This is my “all inclusive” clothing list.  I take some extra clothes just in case I get soaked, can't wash my clothes, or the weather is extreme.  In a typical year, it's anywhere from some wet snow days, rain soaked days to temperatures reaching into the 80's during the heat of the day.  Be prepared for where you are going.

In addition to my hunting clothes, I have my travel clothes.  All of my hunting clothes are pre-washed in scent free detergent, packed in plastic bags with some evergreen scent squirted in. I might smell like a freshly cut tree, but the elk haven't seemed to mind. Last year, as many of you might recall, was an extremely smokey year in parts of elk country.
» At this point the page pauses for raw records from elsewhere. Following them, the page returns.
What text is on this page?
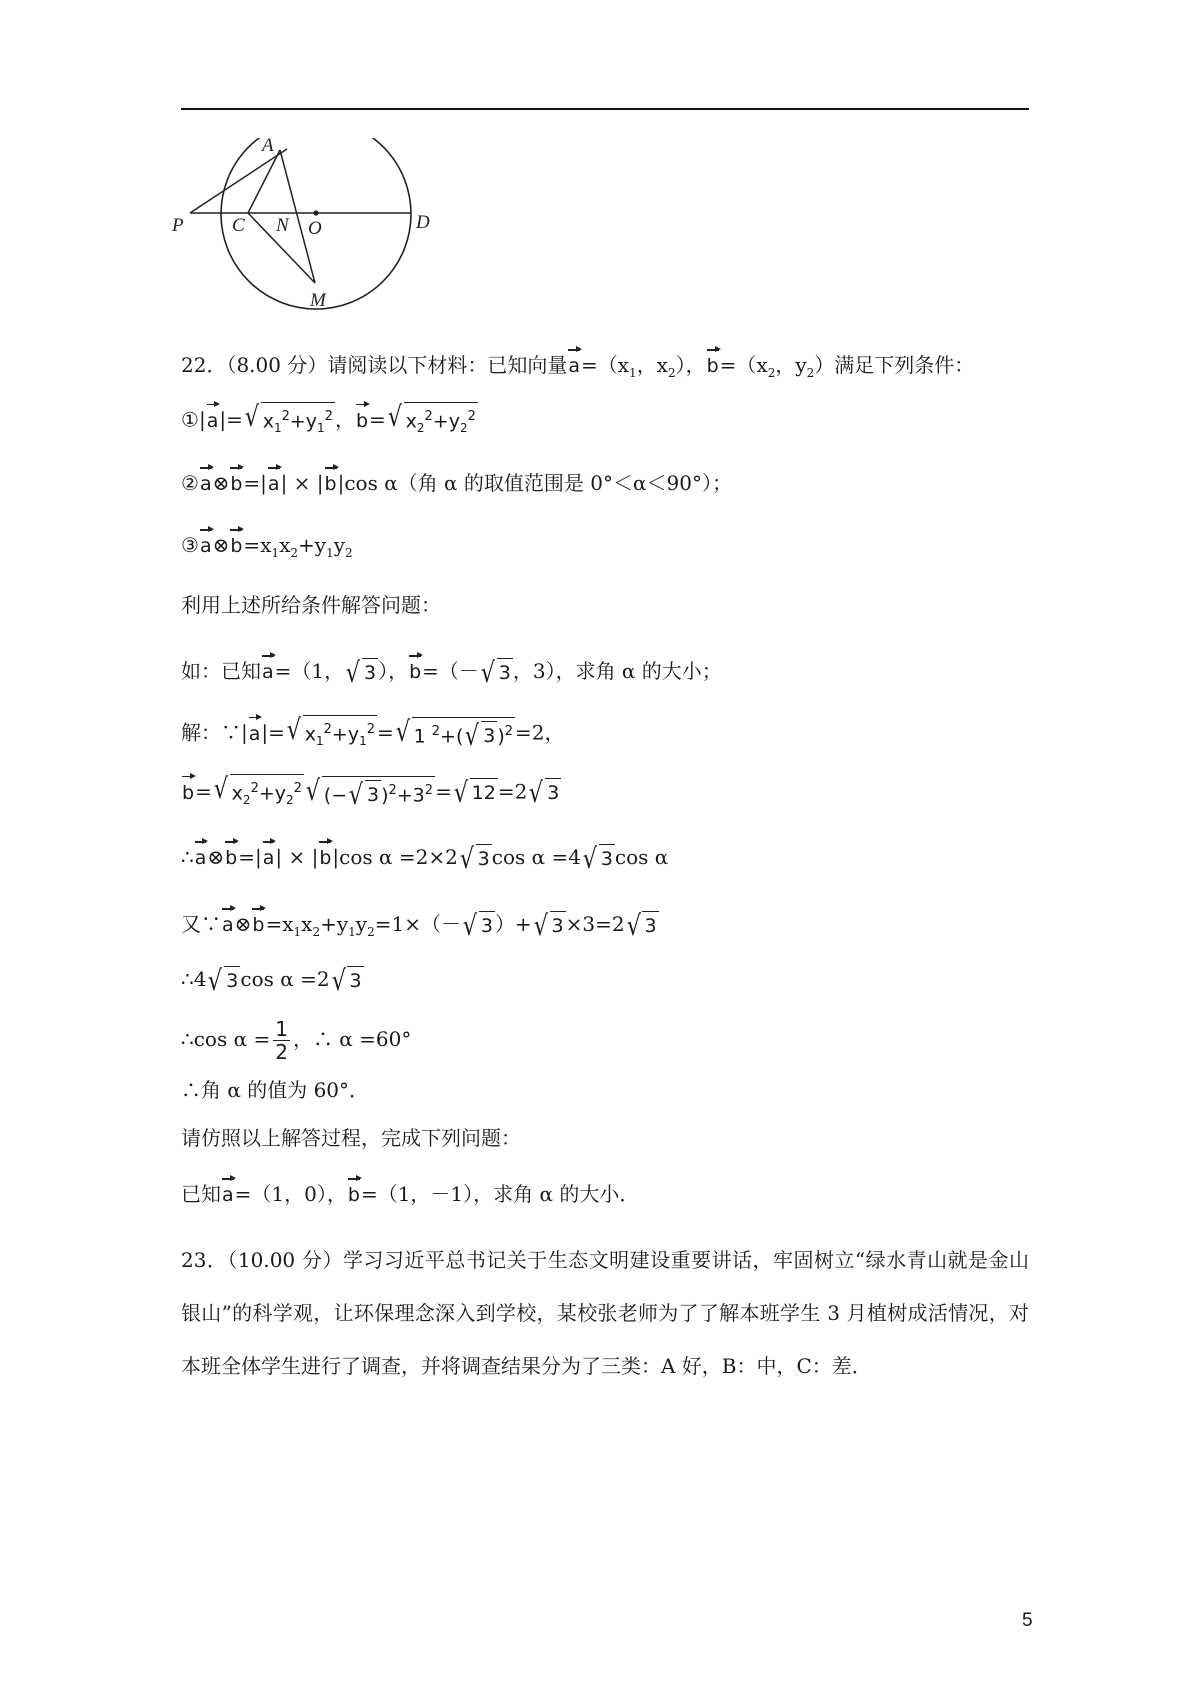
A
P	C N O	D
M
22．（8.00 分）请阅读以下材料：已知向量$a=(x_1$，$x_2$），$b=(x_2$，$y_2$）满足下列条件：
①|a|= √ $x_1^2+y_1^2$ ，b= √ $x_2^2+y_2^2$
②a⊗b=|a| × |b|cos α（角 α 的取值范围是 0°＜α＜90°）；
$③a\otimes b=x_1x_2+y_1y_2$
利用上述所给条件解答问题：
如：已知a=（1， √ 3 ），b=（－ √ 3 ，3），求角 α 的大小；
解：∵|a|= √ $x_1^2+y_1^2$ = √ 1 $^2$+( √ 3 )$^2$ =2，
b= √ $x_2^2+y_2^2$ √ (− √ 3 )$^2+3^2$ = √ 12 =2 √ 3
∴a⊗b=|a| × |b|cos α =2×2 √ 3 cos α =4 √ 3 cos α
又$\because a\otimes b=x_1x_2+y_1y_2=1\times(-$ √ 3 ）+ √ 3 ×3=2 √ 3
∴4 √ 3 cos α =2 √ 3
∴cos $\alpha = \frac{1}{2}$ ，∴ α =60°
∴角 α 的值为 60°．
请仿照以上解答过程，完成下列问题：
已知a=（1，0），b=（1，－1），求角 α 的大小．
23．（10.00 分）学习习近平总书记关于生态文明建设重要讲话，牢固树立“绿水青山就是金山银山”的科学观，让环保理念深入到学校，某校张老师为了了解本班学生 3 月植树成活情况，对本班全体学生进行了调查，并将调查结果分为了三类：A 好，B：中，C：差．
5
I hung all my clothes out to absorb some good smoke scent.  It worked!

  • Boots:

Your feet are the single most important piece of equipment you will hunt with if you are doing Backcountry, and are going to have a good time. I am wearing Meindl 9” Gore-Tex boots.  I used to wear low  hiking boots, but found that 9” boots provide much better ankle support, not to mention when you step in a mud puddle that is deeper than you think.

 The extra few ounces of boot are worth it. Remember that waterproof boots don’t stay waterproof indefinitely. The Gore-Tex liners wear out long before the boots do. Don’t neglect to buy new ones regularly, since they are vital to an enjoyable hunt. Also, don't neglect to break them in! Contrary to popular belief, you don't have to get blisters!

I have high arches.  Last year these boots rubbed the top of my ankle raw and I was planning to look for an alternative. I finally used small strips of medical tape to protect my feet. This spring as I was debating new boots, I decided to lace my boots differently and try them out. The change in lacing has worked, and I will use these same boots again. I will take some tape, and use it at the first indication of pain or wear on my foot.

  • Socks: 4 lightweight pairs
  • Camp shoes:

Moccasins or flip flops. I carry some sort of camp shoe in my pack. It is nice to get your feet out of your socks and boots when you set up camp. Where I hunt there is a lot of pine sap. (I also walk barefoot as much as I can in the summer to toughen up my feet before elk season.)

  • Underwear: 4 pairs 
  • Pants: 4 pair. 2 for hunting, 1 rain pants, 1 pair for base camp.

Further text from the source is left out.